Dopo il declino degli anni ’80 e ’90 del secolo scorso, queste trattorie alla buona sono tornate in auge, rianimando i caruggi e rifocillando frotte di operai (la clientela consueta), ma ora anche di turisti, di studenti delle vicine Facoltà universitarie, e beninteso di buongustai d’ogni età, provenienza e “reddito”. Con focaccia, friscêu, stoccafisso, baccalà, acciughe, polpi…
La casbah genovese, coi suoi saliscendi chiaroscurali, sarebbe del resto – se compiutamente “rassettata” e promossa – una risorsa turistica senza eguali (scrigno com’è di storia, arte, architetture), e una passeggiata dello shopping senza fine, vera lode a Hermes-Mercurio, il dio dei commerci. Insegne d’epoca, botteghe policrome, contaminazioni culturali, artigianato, mediterraneità, semi e spezie, trippe, frutta candita e mostarde, cioccolato, caramelle, saponi, i mortai per le salse…, tutto il contrario dell’ipermercato anonimo, della globalizzazione di massa che ci sta privando di colori, odori e gusti.

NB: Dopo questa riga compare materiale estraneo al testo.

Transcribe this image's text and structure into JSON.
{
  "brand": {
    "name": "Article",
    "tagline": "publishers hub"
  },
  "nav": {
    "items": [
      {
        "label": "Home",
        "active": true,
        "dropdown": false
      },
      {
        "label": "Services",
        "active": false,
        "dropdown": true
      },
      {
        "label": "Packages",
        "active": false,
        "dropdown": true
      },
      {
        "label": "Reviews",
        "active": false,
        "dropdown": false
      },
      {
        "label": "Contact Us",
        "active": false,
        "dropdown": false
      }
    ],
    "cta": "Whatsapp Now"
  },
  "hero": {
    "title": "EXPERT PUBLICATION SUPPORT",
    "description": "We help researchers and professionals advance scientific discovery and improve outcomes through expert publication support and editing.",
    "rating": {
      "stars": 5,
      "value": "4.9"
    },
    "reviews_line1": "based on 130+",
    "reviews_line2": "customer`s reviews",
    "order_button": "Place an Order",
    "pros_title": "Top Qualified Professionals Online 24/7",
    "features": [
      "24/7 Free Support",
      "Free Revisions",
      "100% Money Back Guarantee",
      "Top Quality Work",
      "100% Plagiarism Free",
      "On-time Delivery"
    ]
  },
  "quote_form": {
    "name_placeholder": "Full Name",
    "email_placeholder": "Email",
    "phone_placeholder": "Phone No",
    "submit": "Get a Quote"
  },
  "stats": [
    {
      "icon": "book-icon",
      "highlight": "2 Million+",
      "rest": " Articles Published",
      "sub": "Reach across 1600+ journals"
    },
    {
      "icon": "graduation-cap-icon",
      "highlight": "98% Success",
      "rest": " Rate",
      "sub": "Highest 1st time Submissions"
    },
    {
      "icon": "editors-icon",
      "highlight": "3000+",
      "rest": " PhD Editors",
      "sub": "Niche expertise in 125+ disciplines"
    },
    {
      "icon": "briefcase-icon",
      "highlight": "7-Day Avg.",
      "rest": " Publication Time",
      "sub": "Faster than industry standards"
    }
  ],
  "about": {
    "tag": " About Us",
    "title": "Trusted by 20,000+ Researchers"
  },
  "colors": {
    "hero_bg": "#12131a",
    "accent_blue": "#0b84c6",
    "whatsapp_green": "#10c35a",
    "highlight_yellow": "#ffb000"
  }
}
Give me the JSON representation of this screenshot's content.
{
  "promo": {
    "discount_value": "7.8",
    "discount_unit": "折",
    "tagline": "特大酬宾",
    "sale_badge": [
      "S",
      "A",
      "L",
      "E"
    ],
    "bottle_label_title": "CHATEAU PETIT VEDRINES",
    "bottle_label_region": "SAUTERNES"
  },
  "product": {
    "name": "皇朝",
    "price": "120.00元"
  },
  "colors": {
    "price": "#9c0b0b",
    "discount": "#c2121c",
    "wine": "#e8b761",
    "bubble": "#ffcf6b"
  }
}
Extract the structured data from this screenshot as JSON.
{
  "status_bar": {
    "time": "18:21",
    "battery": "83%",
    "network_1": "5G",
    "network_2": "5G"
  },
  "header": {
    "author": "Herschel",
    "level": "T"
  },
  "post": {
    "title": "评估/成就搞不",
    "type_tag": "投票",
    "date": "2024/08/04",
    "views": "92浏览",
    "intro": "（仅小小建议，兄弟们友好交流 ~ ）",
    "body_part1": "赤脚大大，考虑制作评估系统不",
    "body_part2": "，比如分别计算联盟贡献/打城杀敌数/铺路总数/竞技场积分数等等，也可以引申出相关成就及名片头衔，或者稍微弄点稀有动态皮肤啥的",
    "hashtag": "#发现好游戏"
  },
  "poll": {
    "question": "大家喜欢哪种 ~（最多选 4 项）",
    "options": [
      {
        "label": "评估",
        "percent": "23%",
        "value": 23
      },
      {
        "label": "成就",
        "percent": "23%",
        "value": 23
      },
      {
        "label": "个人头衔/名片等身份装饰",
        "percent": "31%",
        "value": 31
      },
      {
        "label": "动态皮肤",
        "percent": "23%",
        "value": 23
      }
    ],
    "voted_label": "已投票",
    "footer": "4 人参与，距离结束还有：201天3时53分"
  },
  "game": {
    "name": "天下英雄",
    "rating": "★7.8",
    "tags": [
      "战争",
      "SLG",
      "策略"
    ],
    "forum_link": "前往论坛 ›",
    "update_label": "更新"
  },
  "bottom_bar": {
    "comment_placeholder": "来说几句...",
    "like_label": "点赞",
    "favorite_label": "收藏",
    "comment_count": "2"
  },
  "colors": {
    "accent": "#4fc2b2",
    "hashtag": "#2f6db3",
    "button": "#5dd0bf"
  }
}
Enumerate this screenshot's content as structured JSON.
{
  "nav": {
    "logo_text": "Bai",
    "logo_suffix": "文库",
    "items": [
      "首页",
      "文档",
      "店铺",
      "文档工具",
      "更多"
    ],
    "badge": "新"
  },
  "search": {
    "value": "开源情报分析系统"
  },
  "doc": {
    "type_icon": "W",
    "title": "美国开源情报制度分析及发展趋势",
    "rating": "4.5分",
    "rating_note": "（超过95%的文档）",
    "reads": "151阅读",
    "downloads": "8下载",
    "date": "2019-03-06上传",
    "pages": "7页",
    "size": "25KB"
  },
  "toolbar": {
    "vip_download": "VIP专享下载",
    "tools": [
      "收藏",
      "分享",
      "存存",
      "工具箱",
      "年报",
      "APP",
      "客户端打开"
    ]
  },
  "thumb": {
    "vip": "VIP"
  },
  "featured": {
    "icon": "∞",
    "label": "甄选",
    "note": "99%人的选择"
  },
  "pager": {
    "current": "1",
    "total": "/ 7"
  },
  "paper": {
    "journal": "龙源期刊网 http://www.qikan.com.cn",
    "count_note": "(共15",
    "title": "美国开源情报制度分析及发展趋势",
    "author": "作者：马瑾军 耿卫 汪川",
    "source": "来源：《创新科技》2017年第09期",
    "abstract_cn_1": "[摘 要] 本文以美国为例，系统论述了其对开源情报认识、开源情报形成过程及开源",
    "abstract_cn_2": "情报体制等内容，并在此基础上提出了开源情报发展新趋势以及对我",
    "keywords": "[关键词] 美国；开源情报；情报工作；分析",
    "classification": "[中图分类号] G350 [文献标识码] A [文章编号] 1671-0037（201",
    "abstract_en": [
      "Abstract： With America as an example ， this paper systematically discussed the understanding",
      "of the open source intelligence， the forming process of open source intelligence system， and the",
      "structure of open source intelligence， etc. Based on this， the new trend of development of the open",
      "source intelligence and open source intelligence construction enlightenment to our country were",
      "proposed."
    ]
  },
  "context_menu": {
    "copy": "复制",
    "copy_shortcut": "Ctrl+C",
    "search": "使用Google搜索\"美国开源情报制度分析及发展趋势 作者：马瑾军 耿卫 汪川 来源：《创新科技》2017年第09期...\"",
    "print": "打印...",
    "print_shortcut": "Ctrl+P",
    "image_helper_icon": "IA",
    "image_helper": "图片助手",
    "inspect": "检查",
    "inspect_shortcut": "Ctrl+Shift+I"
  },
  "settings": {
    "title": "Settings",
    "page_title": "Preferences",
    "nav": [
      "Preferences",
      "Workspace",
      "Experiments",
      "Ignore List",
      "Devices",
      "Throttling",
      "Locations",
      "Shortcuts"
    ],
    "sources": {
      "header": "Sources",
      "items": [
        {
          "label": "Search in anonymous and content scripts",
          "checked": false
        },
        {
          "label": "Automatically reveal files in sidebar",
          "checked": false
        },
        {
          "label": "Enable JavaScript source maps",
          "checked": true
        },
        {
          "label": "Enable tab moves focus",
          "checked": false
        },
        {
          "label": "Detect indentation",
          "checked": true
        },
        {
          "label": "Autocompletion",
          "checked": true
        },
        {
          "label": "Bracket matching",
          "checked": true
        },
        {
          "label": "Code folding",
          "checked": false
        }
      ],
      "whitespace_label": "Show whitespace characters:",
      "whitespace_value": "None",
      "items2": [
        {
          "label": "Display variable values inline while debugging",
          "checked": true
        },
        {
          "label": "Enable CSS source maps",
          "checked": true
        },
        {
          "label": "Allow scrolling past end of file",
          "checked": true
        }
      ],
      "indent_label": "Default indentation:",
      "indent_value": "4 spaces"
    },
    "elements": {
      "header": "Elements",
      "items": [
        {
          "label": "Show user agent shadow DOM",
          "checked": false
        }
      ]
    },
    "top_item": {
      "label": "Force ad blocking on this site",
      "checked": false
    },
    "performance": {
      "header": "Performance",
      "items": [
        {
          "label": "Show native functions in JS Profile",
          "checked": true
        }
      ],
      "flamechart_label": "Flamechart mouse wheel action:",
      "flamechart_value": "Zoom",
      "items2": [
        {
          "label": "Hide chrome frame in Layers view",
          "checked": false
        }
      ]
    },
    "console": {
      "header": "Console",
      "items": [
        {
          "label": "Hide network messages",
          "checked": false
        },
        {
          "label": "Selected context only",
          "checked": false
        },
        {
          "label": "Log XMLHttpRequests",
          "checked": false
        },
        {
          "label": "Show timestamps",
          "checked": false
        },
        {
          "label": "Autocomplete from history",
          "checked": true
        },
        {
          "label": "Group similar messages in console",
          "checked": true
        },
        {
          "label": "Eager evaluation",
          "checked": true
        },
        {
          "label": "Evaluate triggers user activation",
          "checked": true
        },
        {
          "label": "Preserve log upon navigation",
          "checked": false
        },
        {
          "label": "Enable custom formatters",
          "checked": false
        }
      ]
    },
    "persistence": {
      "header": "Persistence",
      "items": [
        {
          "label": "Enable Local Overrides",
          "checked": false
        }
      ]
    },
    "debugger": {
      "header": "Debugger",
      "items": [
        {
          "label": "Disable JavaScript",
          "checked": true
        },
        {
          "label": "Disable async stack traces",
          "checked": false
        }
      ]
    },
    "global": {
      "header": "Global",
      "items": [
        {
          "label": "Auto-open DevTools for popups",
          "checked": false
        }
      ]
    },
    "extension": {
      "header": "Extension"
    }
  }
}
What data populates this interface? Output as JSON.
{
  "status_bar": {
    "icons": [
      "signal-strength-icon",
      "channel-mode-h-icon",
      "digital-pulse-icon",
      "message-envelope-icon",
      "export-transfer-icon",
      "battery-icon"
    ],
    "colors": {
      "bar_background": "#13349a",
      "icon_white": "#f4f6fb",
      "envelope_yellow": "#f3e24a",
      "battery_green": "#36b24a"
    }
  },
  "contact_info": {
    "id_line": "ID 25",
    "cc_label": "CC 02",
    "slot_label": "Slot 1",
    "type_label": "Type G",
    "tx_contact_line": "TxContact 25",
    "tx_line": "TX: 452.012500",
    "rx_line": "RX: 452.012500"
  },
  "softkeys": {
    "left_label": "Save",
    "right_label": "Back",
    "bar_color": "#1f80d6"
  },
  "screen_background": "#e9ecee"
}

In via San Vincenzo, isola pedonale presso la stazione ferroviaria di Brignole, ma anche antico collegamento tra il levante cittadino e la Porta Soprana, s’incontra al 64rosso l’Ostaja che, per decenni, tutti chiamarono “Guglie”, il nome del celebre proprietario.
Il locale è suddiviso in 3 ambienti, con una vetrina che affaccia sulla strada e che calamita l’attenzione dei passanti. Dopo il primo ambiente, dominato dai prodotti in vendita e da alcuni bei tavoli di marmo, ecco il forno a legna, “moloch” capace di ingoiare e restituire le decine e decine di gloriose teglie in rame, diametro 90 cm, dove anzitutto s’arroventa la farinata, l’oro di Genova. Infine, più avanti, la vera e propria sala, vari tavoli di diversa dimensione ma accomunati da una mise en place…senza orpelli, del resto le sciamadde sono così, baccano compreso, prendere o lasciare.
Le ordinazioni “dipendono” dalle lavagnette affisse alle pareti, che riportano anche i prezzi (equi), anche all’Ostaja è sempre bene concentrarsi sui classici da sciamadda, che più classici non si può, e su qualche ricorrente piatto “del giorno”, senza stravaganze e perciò appetitoso (gnocchi col pesto, minestrone, totani fritti, cima alla genovese, salsicce allo spiedo…).
Io, da parte mia, adoro i mix di torte di verdure e il polpettone, circa i quali mi consento sommessamente un piccolo suggerimento al cuoco, pardon a-ö turtâ: sfoglia un po’ meno tenace, e qui e là qualche fogliolina di maggiorana in più, dopotutto la “persa” è uno dei vanti della cuciniera genovese.
Da Genova, buone sciamadde e buona Ostaja a tutti.
Umberto Curti, Ligucibario®
* i cadrai erano “Dria”, “Ruscin”, “Gianello” e altri, un catering ante litteram a disposizione di marinai che per mesi si erano nutriti di galletta, olive, acciughe, fave e castagne secche e poco altro. L’offerta degli osti-nocchieri poteva prevedere minestrone, ma anche gnocchi, buridda… Al centro del natante dominava il pentolone, e lungo i bordi i piatti fondi, le “xatte”, donde l’usuale espressione genovese che allude proprio ad un’abbondante piattata di minestrone. Va da sé che il minestrone dev’essere spesso e sodo, tanto da reggere dritto e ben verticale il cucchiaio…
Bellissimo post! Condivido tutto quanto avete scritto !
Buona serata
Grazie e complimenti per il bel sito!